Part 268: Operational Report: 31/08/42
To add insult to injury, today the Japanese minisub gets in on the action.
How the hell did it even get out this far?
It does need a big brother to finish off the job though. If these reports are accurate, that makes three different subs seen in a hundred mile radius in the last two days. I set four destroyers to patrol the area, but that is a much larger area than the enemy are using.
A fourth sub even enters Colombo harbour and tries to shoot up one of our cruisers anchored there.
This is Really starting to wind me up now. Although the torpedo nets do have some effect in protecting the harbour.
This doesn't stop the I-18 from entering and sinking another ship.
I must have every Japanese sub left in the region.
Our useless old bombers go out from Port Moresby once more, and once more fail to hit anything.
But the Japanese return the favour when they go after the task force carrying the Buna reinforcements.
They attack Buna as well, and while their bombs miss, their escorting Zero's are much more effective.
After a quiet day yesterday, the enemy make another, smaller push on Sinyang.
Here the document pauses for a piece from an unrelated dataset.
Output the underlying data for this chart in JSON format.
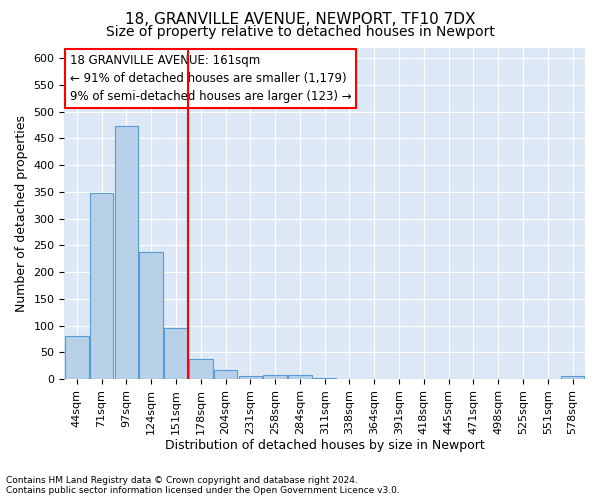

but the big news is Hong Kong, after weeks of attack, we finally take the city in a fairly bloodless day.
Well, for us anyway.
This means that we've taken the two most important cities in China in less than a week.
A great day in china is counterbalanced by a poor day in Burma. The number of Japanese subs in that small area makes me wonder if the Chinese are adopting Wolfpack tactics.
But back to the good news!
There may be 12,000 Japanese soldiers still in the area, but we control the city, and as well as depriving the enemy of a number of shipyards, we also have captured 16,000 tons of fuel something that the Japanese will be needing. Our hungry men have consumed the supplies, but they will be replaced, and from now on, we will be the ones growing stronger.
In five days, the repairs on our shipping at Pearl Harbour will be complete, and the Tarawa invasion will begin I'm adding two days to this to allow a number of long range AP class cargo ships to be upgraded.